この記事は、プライベートラベルのIPL脱毛製品を検討・開発中のチーム向けにIPLエネルギーの真実:大きいほど良いわけではないを解説します。製造上の選択が製品体験、コンプライアンス計画、発売準備にどのような影響を与えるかなど、OEM/ODM実行における実践的な考慮事項をカバーしています。目的は、オプションを比較する際、RFQを作成する際、または要件について社内のステークホルダーを調整する際に参照できる、自己完結型の概要を提供することです。関連する箇所では、コンポーネントレベルの意思決定(冷却、フィルター、ランプカートリッジ、センサー、電源設計など)と、エンドユーザーの快適性や再現性のある生産成果を結び付けています。重要なポイントは、リスクを軽減し、コンセプトから少ない反復でスケーラブルな製造へ移行するために活用できる、より明確な意思決定基準です。
iShineには、ほぼ毎日のようにエネルギー出力に関する質問が寄せられます。その理由も理解できます。市場には「28ジュール」「32ジュール」、あるいはそれ以上の数字を謳うブランドがあふれているからです。確かに印象的です。しかし、現実はこうです。エネルギーは画一的な指標ではなく、最大の数字を追い求めることは誤解を招くだけでなく、実際にお客様に害を及ぼす可能性があります。

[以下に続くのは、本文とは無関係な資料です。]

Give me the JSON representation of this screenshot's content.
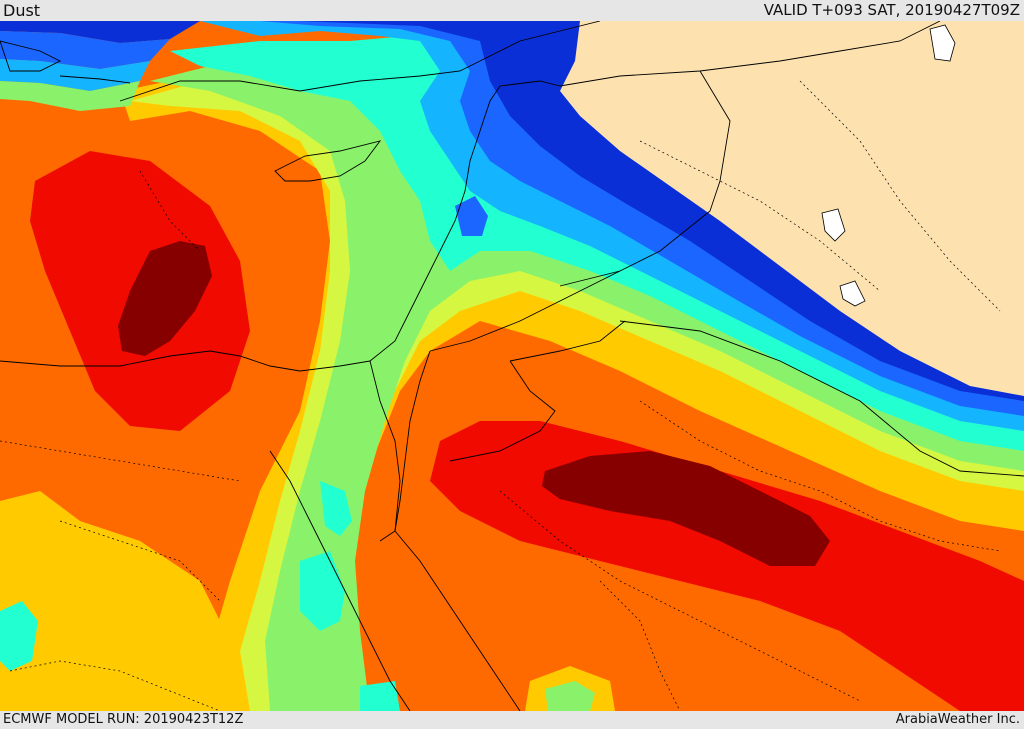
{
  "header": {
    "title": "Dust",
    "valid_time": "VALID T+093 SAT, 20190427T09Z"
  },
  "footer": {
    "model_run": "ECMWF MODEL RUN: 20190423T12Z",
    "credit": "ArabiaWeather Inc."
  },
  "colors": {
    "land_no_data": "#fde2b0",
    "navy": "#0a2fd6",
    "blue": "#1a66ff",
    "sky": "#14b4ff",
    "cyan": "#22ffd0",
    "green": "#8af26a",
    "yellow_green": "#d6f742",
    "yellow": "#ffcb00",
    "orange": "#ff6a00",
    "red": "#f00a00",
    "dark_red": "#870000",
    "borders": "#000000"
  }
}
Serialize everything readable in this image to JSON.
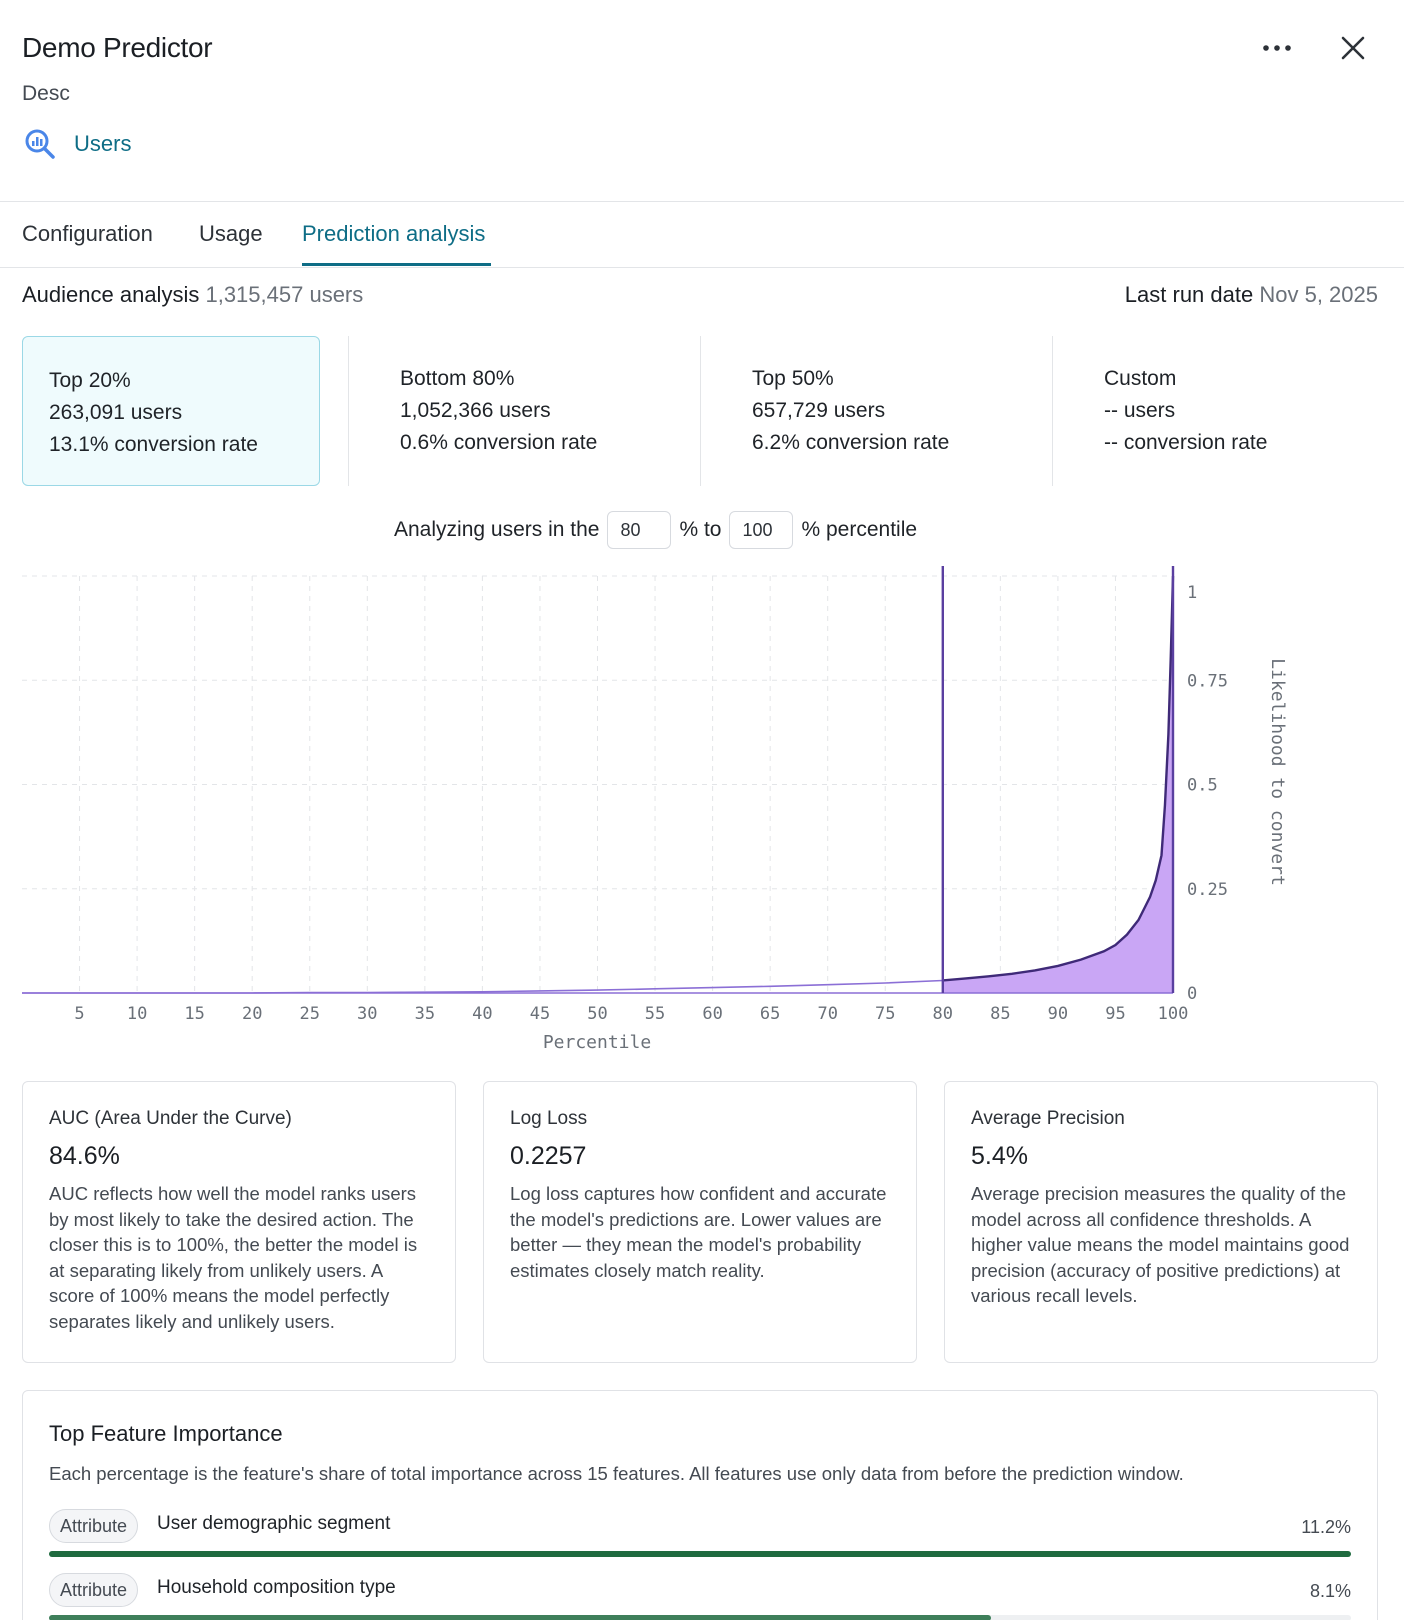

私たちがこれを知っているのは、実際に自らテストしたからです。私たちは仕様書を読んだだけではありません。市場のベンチマークであるUlike Air 10を購入し、世界中の研究所や製造現場で使用されているのと同じプロ仕様の計測器であるOphir Nova II Laser Power & Energy Meter(320x240白黒LCDディスプレイ)にかけて測定しました。そこで判明したことは示唆に富むものであり、エネルギーに対する考え方を根本から変えるものでした。
実際に測定した結果
Ulike Air 10は、印象的なエネルギー性能を謳って販売されています。そして確かに、高エネルギーを実現してはいます——ただし、多くの消費者が想定している方法ではありません。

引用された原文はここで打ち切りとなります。